Porque aquí puedes ser invisible. Para bien y para mal.

Para mal, porque como inmigrante, como minoría, vas en desventaja y es bueno que lo asumas. Te va a costar más convencer al otro, no hay título, experiencia, contactos. Es deber tuyo hacerte ver. Para bien, porque como mujer ahora siento que la gente me está oyendo. No hay más esa mirada, esa sonrisita, esa condescendencia, esa explicación que yo no pedí. No hay más comentarios sobre la ropa que me puse y qué mensaje manda. No hay miradas indiscretas al escote, comentarios sobre que me hace falta una playita, o si engordé o estoy más flaca. Mi cuerpo parece volver a pertenecerme sólo a mí y no a los otros. Y eso me encanta.
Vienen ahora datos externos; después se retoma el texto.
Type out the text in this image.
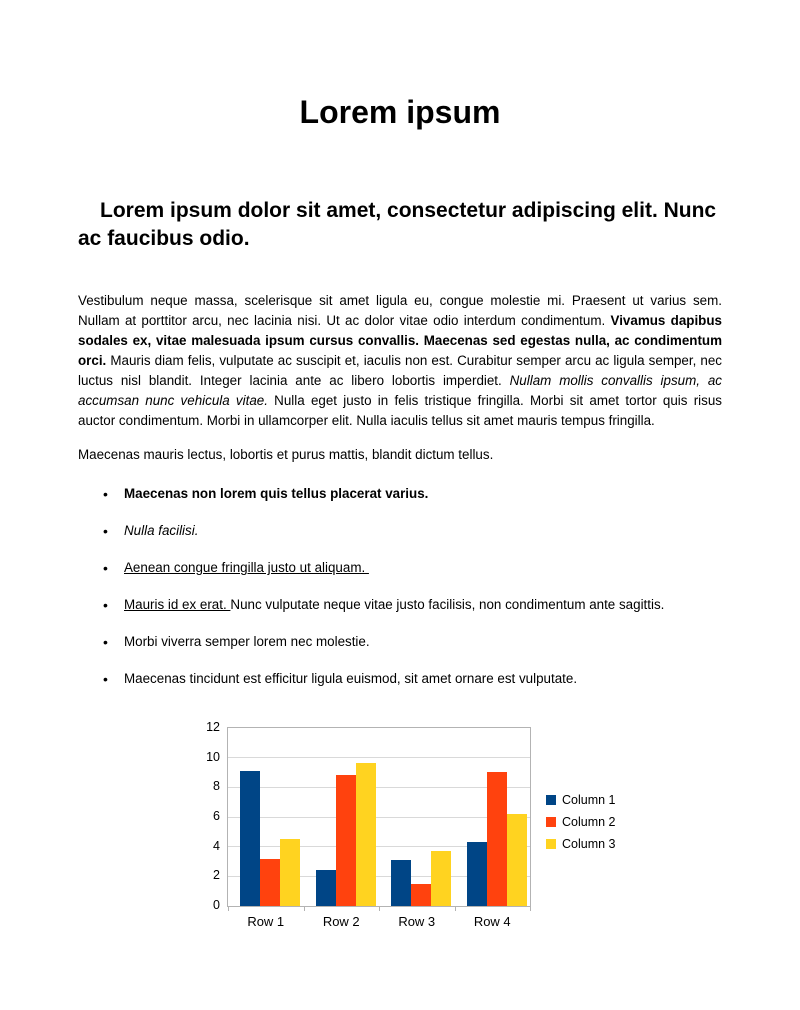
Lorem ipsum
Lorem ipsum dolor sit amet, consectetur adipiscing elit. Nunc ac faucibus odio.

Vestibulum neque massa, scelerisque sit amet ligula eu, congue molestie mi. Praesent ut varius sem. Nullam at porttitor arcu, nec lacinia nisi. Ut ac dolor vitae odio interdum condimentum. Vivamus dapibus sodales ex, vitae malesuada ipsum cursus convallis. Maecenas sed egestas nulla, ac condimentum orci. Mauris diam felis, vulputate ac suscipit et, iaculis non est. Curabitur semper arcu ac ligula semper, nec luctus nisl blandit. Integer lacinia ante ac libero lobortis imperdiet. Nullam mollis convallis ipsum, ac accumsan nunc vehicula vitae. Nulla eget justo in felis tristique fringilla. Morbi sit amet tortor quis risus auctor condimentum. Morbi in ullamcorper elit. Nulla iaculis tellus sit amet mauris tempus fringilla.

Maecenas mauris lectus, lobortis et purus mattis, blandit dictum tellus.

• Maecenas non lorem quis tellus placerat varius.
• Nulla facilisi.
• Aenean congue fringilla justo ut aliquam.
• Mauris id ex erat. Nunc vulputate neque vitae justo facilisis, non condimentum ante sagittis.
• Morbi viverra semper lorem nec molestie.
• Maecenas tincidunt est efficitur ligula euismod, sit amet ornare est vulputate.
0
2
4
6
8
10
12
Row 1	Row 2	Row 3	Row 4
Column 1
Column 2
Column 3
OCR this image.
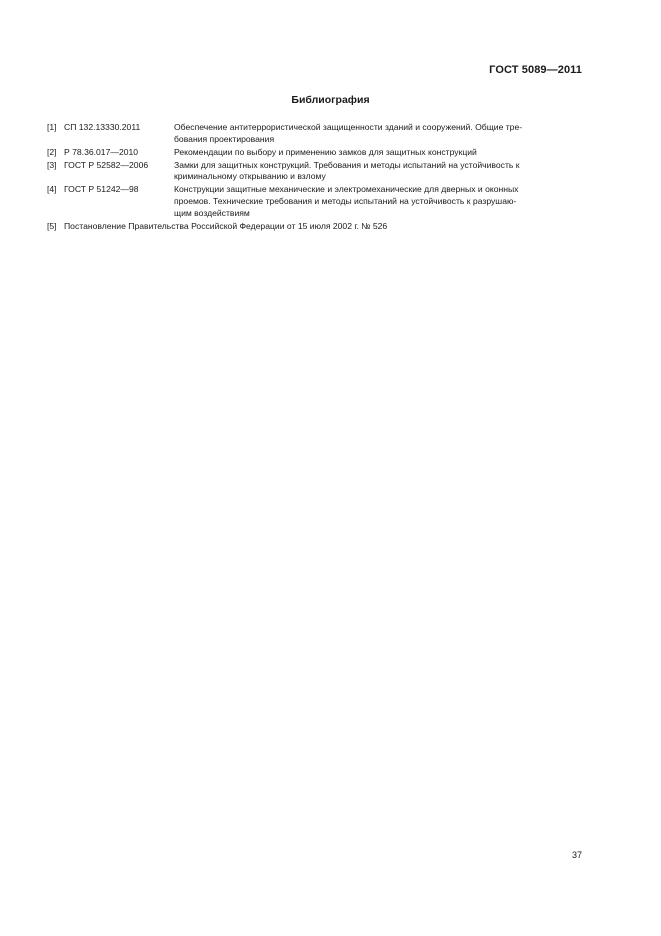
ГОСТ 5089—2011
Библиография
[1] СП 132.13330.2011	Обеспечение антитеррористической защищенности зданий и сооружений. Общие тре-
бования проектирования
[2] Р 78.36.017—2010	Рекомендации по выбору и применению замков для защитных конструкций
[3] ГОСТ Р 52582—2006	Замки для защитных конструкций. Требования и методы испытаний на устойчивость к
криминальному открыванию и взлому
[4] ГОСТ Р 51242—98	Конструкции защитные механические и электромеханические для дверных и оконных
проемов. Технические требования и методы испытаний на устойчивость к разрушаю-
щим воздействиям
[5] Постановление Правительства Российской Федерации от 15 июля 2002 г. № 526
37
No solo por mí, soy mamá de una niña. Y me dirás que ya nadie me mira porque no soy joven, pero es que a las jóvenes tampoco las están acosando. Aquí las mujeres de cualquier edad van al parque a tomar el sol en verano. En bikini, al parque de la esquina. Y si alguien piensa que son bellas o están demasiado blancas, tiene que ahorrarse el comentario, porque no va a ser bien recibido. Porque el cuerpo es de ellas y ellas no solo lo habitan: ellas deciden sobre él.

Hay a quien no le parece que eso esté bien y decide entrar en una universidad y balear a las mujeres. Solo mujeres. Este 6 de diciembre hacen 30 dolorosos años del tiroteo en la École Polytechnique, donde fueron asesinadas 14 mujeres, y hubo 13 personas heridas. Hace poco la ciudad corrigió una placa conmemorativa aclarando que aquel fue un crimen dirigido contra las mujeres, solo por el hecho de serlo. Y aunque “una placa no es gran cosa”, sí lo es el gesto de reconocer ante la sociedad que estas cosas pasan. Reconocer es el primer paso para entender, no olvidar y enfrentar.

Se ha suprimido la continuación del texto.